Cómo llega el desconocido 2015

08 de diciembre de 2014 (00:00 CET)

La bola de cristal para el año venidero ya está en los quioscos. En su número especial de cada año sobre lo que se avecina, The Economist se arriesga al desacierto, pero la verdad es que --este año "El mundo en 2015"-- resulta un empeño envidiable.

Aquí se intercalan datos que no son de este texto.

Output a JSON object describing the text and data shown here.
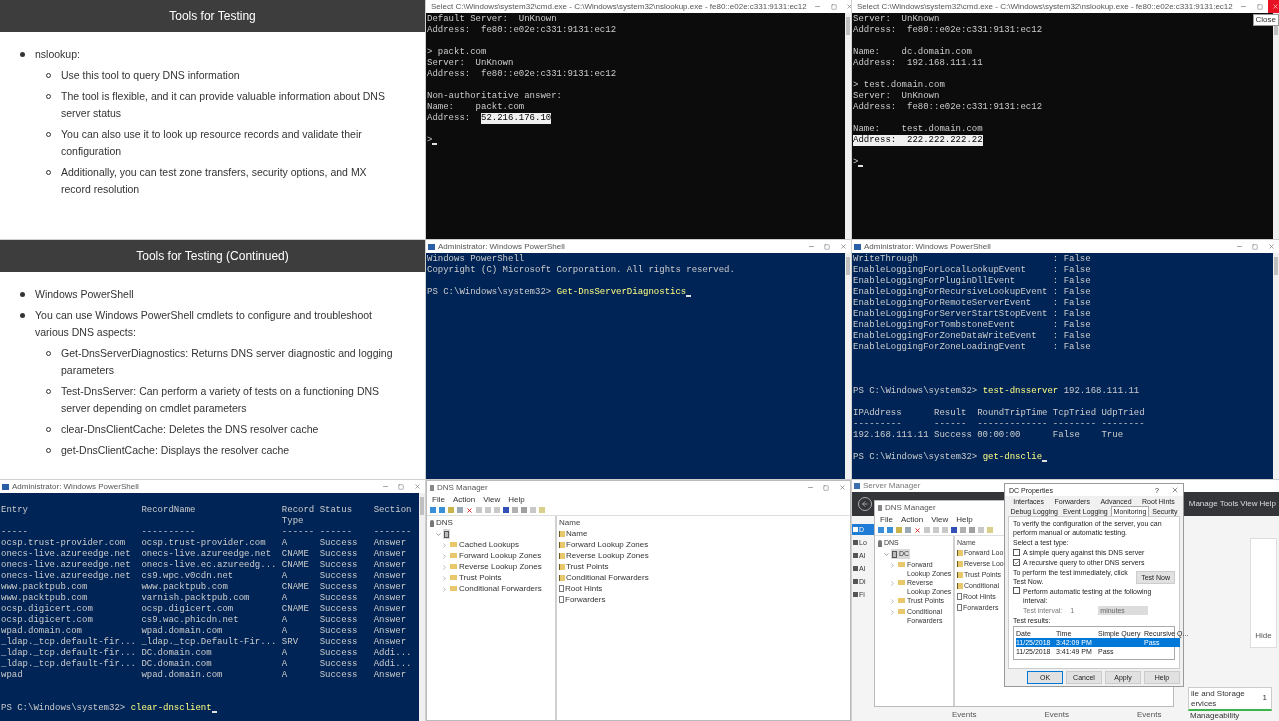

Para 2015, el diagnóstico sobre el malestar democrático se hace general. Para la Unión Europea, la desafección británica es un riesgo, mientras que en los Estados Unidos el Capitolio republicano tiene la Casa Blanca de Obama con las manos atadas. ¿Cómo tomarse las grandes decisiones que pueden ser obligadas en cualquier momento? Y, sobre todo, ¿cómo aliviar la incomodidad que las democracias padecen en todo Occidente?

En el caso de España, The Economist da por hecho que el momento de las reformas en profundidad ha llegado a un punto de agotamiento, después de haber sido un caso destacable en toda Europa. La economía española en 2015 --dice de The Economist, nunca infalible, por supuesto-- entra en zona de matices con una recuperación en mejoría, pero con el lastre de déficit y deuda.

Y es en esta circunstancia cuando el calendario político impone requerimientos de orden electoral que pueden debilitar aún más la recuperación. Como mínimo, por ahora no habrá más reformas en profundidad. Además, claro, con más de cinco millones de parados en la calle, cuesta creer que la economía mejora.

Muchas variables pueden aparecer incluso antes de las doce uvas de la Nochevieja


Y para mayor infortunio, la corrupción aparece en cascada. Sigue en activo el populismo independentista en Cataluña y aparece el populismo anti-sistema de Podemos. Pero sobre todo, el estado social más extendido es la apatía. Incluso en la hipótesis de una negociación Barcelona-Madrid, The Economist prevé un impasse de años con lo que 2015 puede ser un tramo con baches tanto en términos políticos como económicos.

Este panorama, y aún más después de los efectos de la crisis de 2008, no es catastrófico ni apocalíptico. Demuestra una vez más que hoy en día las fotos fijas están devaluándose. El tiempo económico se ha acelerado y en la política cada vez tienen más peso los imprevistos.

Véase que las predicciones de The Economist son previas a un bajón en el precio del petróleo del que España puede salir favorecida y Podemos todavía no había comenzado a rectificar su programa. Otras tantas variables pueden aparecer incluso antes de las doce uvas de la Nochevieja.

Pasar del shock del futuro al shock del presente no es una simple fórmula. Incide directamente en los procesos económicos y requiere una innovación seria en la política. Mientras se convoca a los españoles a las urnas, el error sería una política auto-complaciente. Ese shock del presente altera en buena manera los modos de la política de siempre.